More Americans Moving Back to the City, Flipping Suburban Migration Trends

 

It used to be that folks would flee the big city in favor of suburbs in an effort to combat the sky-high real estate prices that urban centers traditionally have. People would be willing to spend more money in fuel and more time commuting to the city in order to reap the benefits of cheaper housing and cost of living.

But these days, we’re seeing a flip in this trend, with more Americans migrating back to city centers.

With the economy steadily improving since the economic crisis of 2008, the urban exodus that we’ve been seeing over the years is not only starting to slow down, it’s reversing.

Consider the following stats:

▪           US metro areas were home to approximately 272.7 million people in 2014, up 2.4 million from 2013.

▪           Out of the 381 metro areas in the US, 298 gained in population in 2014.

▪           Metro areas in the US grew by approximately 2.3 million to 269.9 million people in 2014.

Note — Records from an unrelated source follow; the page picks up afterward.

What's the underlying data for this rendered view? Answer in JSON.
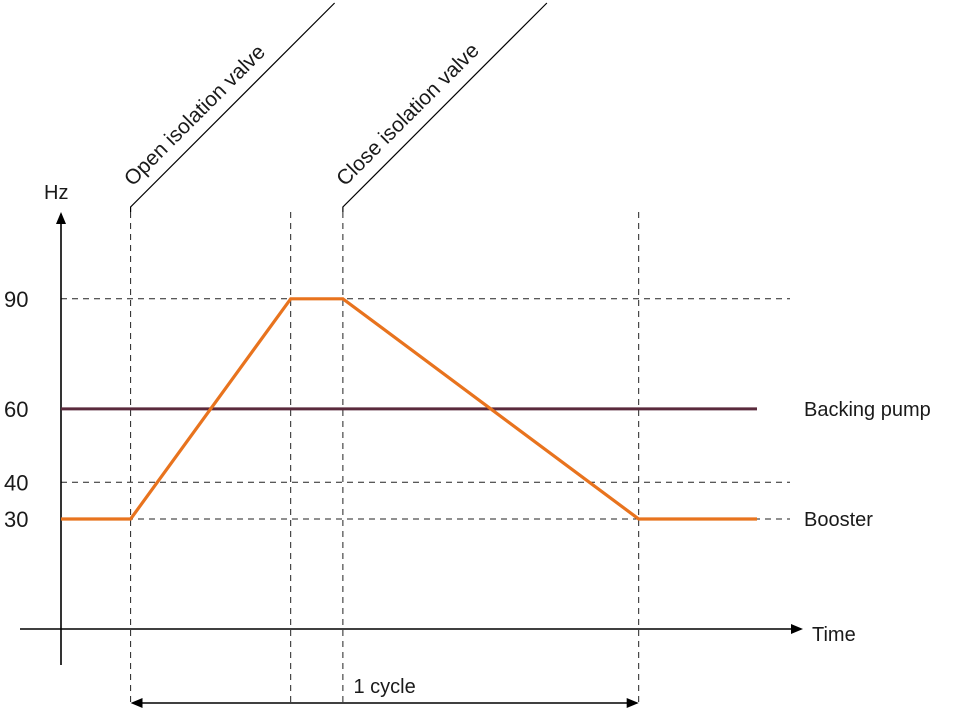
{
  "chart_data": {
    "type": "line",
    "y_axis_label": "Hz",
    "x_axis_label": "Time",
    "y_ticks": [
      90,
      60,
      40,
      30
    ],
    "series": [
      {
        "name": "Backing pump",
        "color": "#5a2a3c",
        "points": [
          [
            0,
            60
          ],
          [
            100,
            60
          ]
        ]
      },
      {
        "name": "Booster",
        "color": "#e8731e",
        "points": [
          [
            0,
            30
          ],
          [
            10,
            30
          ],
          [
            33,
            90
          ],
          [
            40.5,
            90
          ],
          [
            83,
            30
          ],
          [
            100,
            30
          ]
        ]
      }
    ],
    "events": [
      {
        "label": "Open isolation valve",
        "t": 10
      },
      {
        "label": "Close isolation valve",
        "t": 40.5
      }
    ],
    "plateau_start": 33,
    "cycle": {
      "label": "1 cycle",
      "start": 10,
      "end": 83
    },
    "grid_lines_y": [
      90,
      40,
      30
    ]
  }
}
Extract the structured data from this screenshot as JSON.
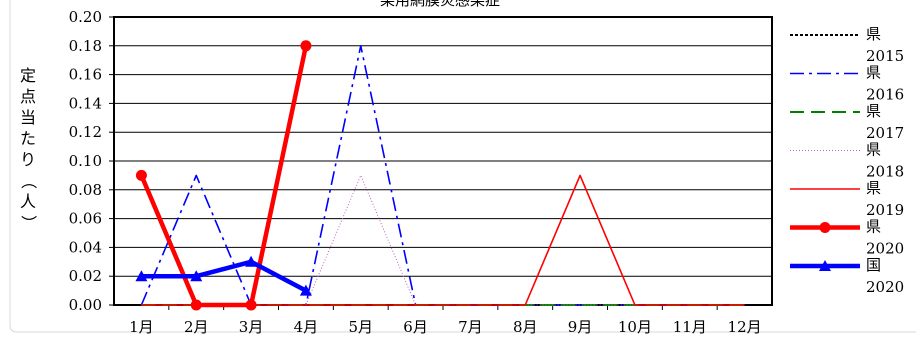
{
  "chart_data": {
    "type": "line",
    "title": "某用網膜炎感染症",
    "ylabel": "定点当たり（人）",
    "ylim": [
      0,
      0.2
    ],
    "yticks": [
      "0.00",
      "0.02",
      "0.04",
      "0.06",
      "0.08",
      "0.10",
      "0.12",
      "0.14",
      "0.16",
      "0.18",
      "0.20"
    ],
    "categories": [
      "1月",
      "2月",
      "3月",
      "4月",
      "5月",
      "6月",
      "7月",
      "8月",
      "9月",
      "10月",
      "11月",
      "12月"
    ],
    "grid": true,
    "legend_position": "right",
    "series": [
      {
        "name": "県2015",
        "color": "#000000",
        "style": "dotted",
        "width": 2,
        "marker": "none",
        "values": [
          0,
          0,
          0,
          0,
          0,
          0,
          0,
          0,
          0,
          0,
          0,
          0
        ]
      },
      {
        "name": "県2016",
        "color": "#0000ff",
        "style": "dashdot",
        "width": 1.6,
        "marker": "none",
        "values": [
          0,
          0.09,
          0,
          0,
          0.18,
          0,
          0,
          0,
          0,
          0,
          0,
          0
        ]
      },
      {
        "name": "県2017",
        "color": "#008000",
        "style": "dashed",
        "width": 2,
        "marker": "none",
        "values": [
          0,
          0,
          0,
          0,
          0,
          0,
          0,
          0,
          0,
          0,
          0,
          0
        ]
      },
      {
        "name": "県2018",
        "color": "#c060c0",
        "style": "dotted",
        "width": 1,
        "marker": "none",
        "values": [
          0,
          0,
          0,
          0,
          0.09,
          0,
          0,
          0,
          0,
          0,
          0,
          0
        ]
      },
      {
        "name": "県2019",
        "color": "#ff0000",
        "style": "solid",
        "width": 1.6,
        "marker": "none",
        "values": [
          0,
          0,
          0,
          0,
          0,
          0,
          0,
          0,
          0.09,
          0,
          0,
          0
        ]
      },
      {
        "name": "県2020",
        "color": "#ff0000",
        "style": "solid",
        "width": 4.5,
        "marker": "circle",
        "values": [
          0.09,
          0,
          0,
          0.18,
          null,
          null,
          null,
          null,
          null,
          null,
          null,
          null
        ]
      },
      {
        "name": "国2020",
        "color": "#0000ff",
        "style": "solid",
        "width": 4.5,
        "marker": "triangle",
        "values": [
          0.02,
          0.02,
          0.03,
          0.01,
          null,
          null,
          null,
          null,
          null,
          null,
          null,
          null
        ]
      }
    ]
  }
}
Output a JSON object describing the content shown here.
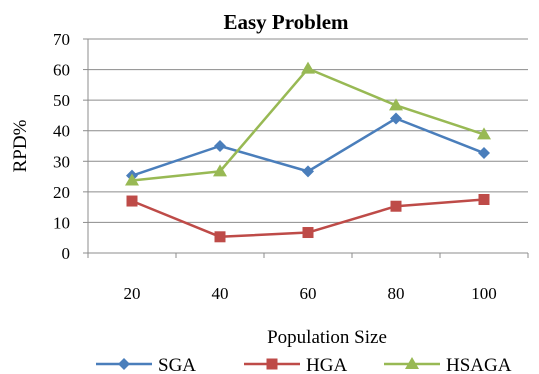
{
  "chart_data": {
    "type": "line",
    "title": "Easy Problem",
    "xlabel": "Population Size",
    "ylabel": "RPD%",
    "categories": [
      "20",
      "40",
      "60",
      "80",
      "100"
    ],
    "ylim": [
      0,
      70
    ],
    "yticks": [
      "0",
      "10",
      "20",
      "30",
      "40",
      "50",
      "60",
      "70"
    ],
    "grid": true,
    "legend_position": "bottom",
    "series": [
      {
        "name": "SGA",
        "values": [
          25.3,
          35.0,
          26.7,
          44.0,
          32.7
        ],
        "color": "#4a7ebb",
        "marker": "diamond"
      },
      {
        "name": "HGA",
        "values": [
          17.0,
          5.3,
          6.7,
          15.3,
          17.5
        ],
        "color": "#be4b48",
        "marker": "square"
      },
      {
        "name": "HSAGA",
        "values": [
          23.7,
          26.7,
          60.3,
          48.3,
          38.8
        ],
        "color": "#98b954",
        "marker": "triangle"
      }
    ]
  }
}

▪           Ten US cities now have 1 million or more residents, with San Jose now entering the ranks.

▪           The population growth trends have shifted to the core counties of the 381 metro areas in the US. Between 2006 and 2009, population growth in core counties grew 2.9%, while in outlying counties, it grew 3.6%. The trend reversed between 2010 and 2013, as population growth in core counties grew 2.7%, and only 1.9% in the outskirts.

▪           New York continues to remain the most populated metro area in the US, with approximately 20.1 million Americans calling it home last year. And between 2013 and 2014, the population growth in New York City was higher than the total population growth for the entire state of New York.

▪           Houston, Texas was the top metro area in the US in numerical increase, with 156,371 people added to the population between 2013 and 2014.

What’s contributing to this trend?

In 45 out of the 50 fastest-growing metro centers in the nation, the largest contributor to population growth was net migration, not higher birth rates.

Essentially, two groups are having the biggest effect on the urbanization across the US: young professionals, and baby boomers who are retiring and moving back to the city after they initially left to raise their families.

There is also the trend of young people getting married later in life, thereby delaying having children. These are two major life events that typically spark a move to suburban areas.

The cost to buy a home in the ‘burbs isn’t exactly as affordable as it once was, either. Many young people simply cannot afford the down payment for a home in the city’s outskirts. Continued population influx and density to urban centers can also be attributed to cities’ sizable investments to infrastructure and transportation.

Regardless of the contributing factors, the trend towards urbanization continues to be a strong one.